This severe drought has taken an immense toll on the garden. Summer scorched what little grass remains in the backyard. The salvia microphylla planted in the rear garden islands stand naked, having dropped most of their leaves. The white salvia plantings in the side yard got trampled on by some foster pups and perished in the heat. At least one purple salvia still stands erect, its sibling a few feet away lies low but valiantly blooming. The Natchez myrtle is thriving off its green suckers but I intend to prune it down to see if it can be stimulated into growth for next year.
The most annoying (and disheartening) discovery I made was the theft and destruction of my lily garden by some hungry hares. Several holes and uprooted lily stems gave evidence of the buffet. I found a few stray bulblets and quickly buried them. The last butterfly bush was ejected from its corner, left to wilt in the sun. Gaping holes stare at me from the wrecked landscape. Oddly, the pests ravaged the east side of the lily garden; the west side remains largely intact host to a few dried out lily stalks.
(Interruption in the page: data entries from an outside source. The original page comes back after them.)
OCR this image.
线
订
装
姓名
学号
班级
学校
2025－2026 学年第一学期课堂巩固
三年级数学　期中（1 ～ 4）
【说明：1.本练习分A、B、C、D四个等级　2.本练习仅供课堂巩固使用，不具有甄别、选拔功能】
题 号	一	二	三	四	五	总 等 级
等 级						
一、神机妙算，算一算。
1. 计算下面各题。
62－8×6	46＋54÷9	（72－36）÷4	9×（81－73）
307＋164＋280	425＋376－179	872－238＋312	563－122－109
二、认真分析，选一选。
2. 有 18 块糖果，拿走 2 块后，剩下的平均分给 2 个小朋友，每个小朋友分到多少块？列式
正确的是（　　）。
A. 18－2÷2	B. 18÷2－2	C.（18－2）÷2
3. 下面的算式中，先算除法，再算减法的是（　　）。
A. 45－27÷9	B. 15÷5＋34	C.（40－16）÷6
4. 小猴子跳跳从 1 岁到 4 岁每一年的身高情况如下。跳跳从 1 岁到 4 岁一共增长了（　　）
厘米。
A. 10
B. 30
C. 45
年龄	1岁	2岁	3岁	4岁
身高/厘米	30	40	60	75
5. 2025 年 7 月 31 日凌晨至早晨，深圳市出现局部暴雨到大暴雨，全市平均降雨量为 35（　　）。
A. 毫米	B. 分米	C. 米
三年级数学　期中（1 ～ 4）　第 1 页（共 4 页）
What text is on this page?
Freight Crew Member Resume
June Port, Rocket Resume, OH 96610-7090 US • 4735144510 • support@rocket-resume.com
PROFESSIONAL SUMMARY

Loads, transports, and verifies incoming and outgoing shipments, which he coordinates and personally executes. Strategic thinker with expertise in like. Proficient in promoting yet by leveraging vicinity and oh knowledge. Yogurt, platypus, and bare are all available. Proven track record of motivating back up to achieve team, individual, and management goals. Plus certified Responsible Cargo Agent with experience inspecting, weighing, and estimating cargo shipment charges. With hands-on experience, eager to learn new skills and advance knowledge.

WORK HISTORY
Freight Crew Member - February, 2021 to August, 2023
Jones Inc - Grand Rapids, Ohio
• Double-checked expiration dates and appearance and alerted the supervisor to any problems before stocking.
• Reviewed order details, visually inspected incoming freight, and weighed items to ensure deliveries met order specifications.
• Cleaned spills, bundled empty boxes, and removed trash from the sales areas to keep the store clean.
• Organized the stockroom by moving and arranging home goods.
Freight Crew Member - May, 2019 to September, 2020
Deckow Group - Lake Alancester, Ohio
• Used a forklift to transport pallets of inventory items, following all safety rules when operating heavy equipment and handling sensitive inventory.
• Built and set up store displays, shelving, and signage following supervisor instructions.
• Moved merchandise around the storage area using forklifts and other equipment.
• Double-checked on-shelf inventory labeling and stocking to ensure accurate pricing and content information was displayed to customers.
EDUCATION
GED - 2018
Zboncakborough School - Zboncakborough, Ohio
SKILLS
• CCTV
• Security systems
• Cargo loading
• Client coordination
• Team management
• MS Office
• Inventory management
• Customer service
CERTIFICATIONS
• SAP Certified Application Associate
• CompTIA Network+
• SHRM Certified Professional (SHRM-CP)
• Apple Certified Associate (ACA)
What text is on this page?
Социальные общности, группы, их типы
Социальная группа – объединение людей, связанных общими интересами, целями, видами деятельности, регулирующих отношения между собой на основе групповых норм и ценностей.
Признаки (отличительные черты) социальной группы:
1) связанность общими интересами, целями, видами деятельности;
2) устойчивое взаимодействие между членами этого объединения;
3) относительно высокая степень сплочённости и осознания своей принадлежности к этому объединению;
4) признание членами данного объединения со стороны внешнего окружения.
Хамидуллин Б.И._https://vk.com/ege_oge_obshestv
The front yard is my only consolation now. While the weather singed the tops off the transplanted nandina, the rest continue to flourish. The canna colony continues to flower, and the red salvia are constantly aflame…some bald patches on the lawn, and weeds occasionally interrupting the landscape. For the most part, the front yard fared better than the rear yard. Pictured is the second canna lily gracing us with its scarlet freckled face and yellow trim ruffles.